The corpus luteum and the luteal phase of the ovarian cycle
In normal women, the corpus luteum grows to about 1.5 cm in diameter 7 to 8 days after ovulation. The corpus luteum then begins to atrophy and eventually loses its secretory function as well as the pale-yellow colour of fat about 12 days after ovulation.
Within a few hours after the ovum is released from the follicle, the remnants of the granulosa cells and the endothelial cells rapidly become corpus luteum cells.
They double or more in size and are filled with fat that gives them a pale-yellow colour. This process is called luteinization, and this whole mass of cells is called the corpus luteum, shown in the figure.
Figure. Stages of follicular development in the ovary, and corpus luteum formation.
Blood supply vessels are also abundantly developed into the corpus luteum.
The granulosa cells in the corpus luteum develop a fine endoplasmic reticulum, secreting large amounts of progesterone and estrogenic (progesterone more than estrogenic). Intrinsic cells secrete mainly male hormones such as testosterone and androstenedione rather than female hormones. However, most of these hormones are also converted into female hormones by the granulosa cells.
In normal women, the corpus luteum grows to about 1.5 cm in diameter 7 to 8 days after ovulation. The corpus luteum then begins to atrophy and eventually loses its secretory function as well as the pale-yellow colour of fat about 12 days after ovulation. Becoming corpus luteum degenerates. A few weeks later, it is replaced by connective tissue and after a month or so it disappears.
The luteal-stimulating function of LH
The transformation of granulosa cells and mantle cells in the corpus luteum cell wall depends largely on the amount of LH secreted from the anterior pituitary. In fact, this ability gives LH the name "luteal-stimulating hormone". The process of luteinization is also based on the ovulation of the follicle. An atypical hormone located in the follicular fluid, called a luteal-inhibitor factor, seems to keep luteinization under control until after ovulation has occurred.
The secretion of the corpus luteum is another function of LH .
The corpus luteum is a powerful secretory gland that secretes large amounts of progesterone and oestrogen. Once LH (mostly secreted during follicular proliferation) has acted on granulosa cells and endothelial cells to take place, luteal cells appear to have been established. and will undergo stages (1) proliferation, (2) growth, (3) secretion, and finally (4) degeneration. It all happened in about 12 days.

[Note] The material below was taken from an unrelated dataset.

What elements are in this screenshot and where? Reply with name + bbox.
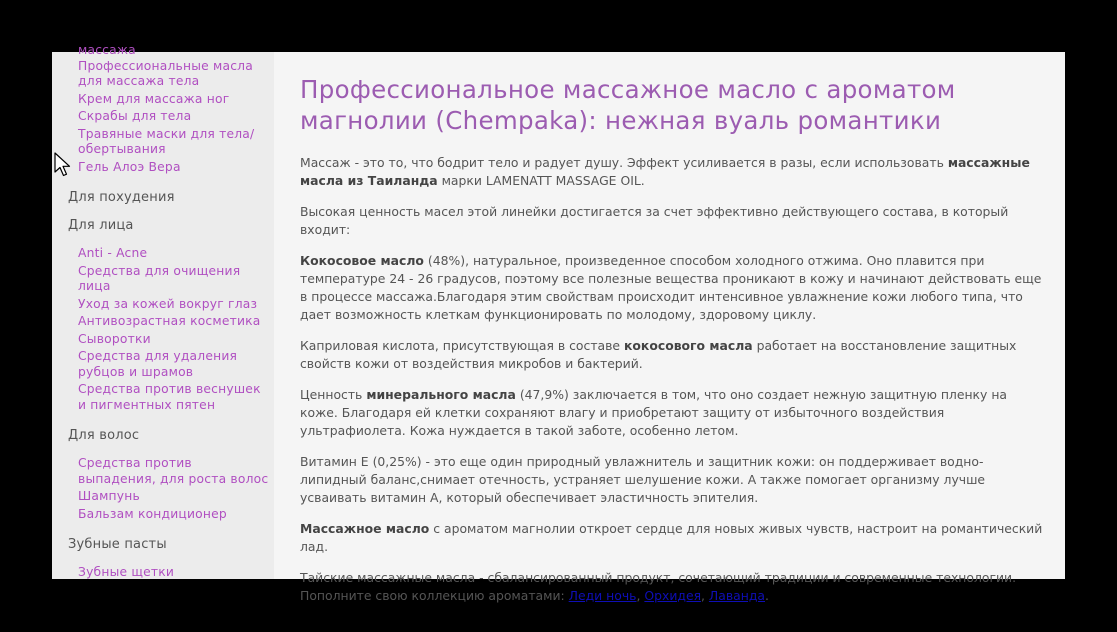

When there is another hormone with similar properties to LH, that is a placental hormone (hCG), secreted from the placenta, can act on the corpus luteum to prolong its existence, usually occurring during at least the first 2 to 4 months of pregnancy.
Atrophy of the corpus luteum and the start of the next ovarian cycle
Oestrogen and progesterone (to a lesser extent), secreted by the corpus luteum during the luteal phase of the ovarian cycle, exert strong feedback on the anterior pituitary to maintain FSH secretion and LH is always low.
In addition, the corpus luteum cells secrete small amounts of the hormone inhibin, like the inhibin secreted by Sertoli cells in the male testes, which inhibits the secretion of the anterior pituitary gland, especially FSH secretion. As a result, blood levels of FSH and LH remain low, and the disappearance of these two hormones causes complete degeneration of the corpus luteum, a process called luteal degeneration.
Normal degeneration occurs precisely around the 12th day of the corpus luteum, around the 26th day of the normal menstrual cycle, 2 days before the onset of menstruation. At that point, FSH secretion stops abruptly, and progesterone and inhibin lose their inhibitory effects on the anterior pituitary, allowing the anterior pituitary to increase secretion of FSH and LH again. FSH and LH initiate the development of new follicles, starting a new ovarian cycle. Very little secretion of the hormone’s progesterone and oestrogen at this time leads to menstrual bleeding in the uterus, which will be discussed later.
About every 28 days, gonadal hormones from the anterior pituitary gland stimulate about 8-12 new follicles to begin developing in the ovaries. One of these follicles eventually becomes a "mature follicle" and sheds on day 14 of the cycle. Mainly oestrogen is secreted during follicular development.
After ovulation, the secretory cells of the deciduous follicle turn into the corpus luteum, which secretes large amounts of two important female hormones - progesterone and oestrogen. After 2 weeks, the corpus luteum degenerates, resulting in a sharp drop in the ovarian hormones oestrogen and progesterone, and menstruation begins. It then starts a new ovarian cycle.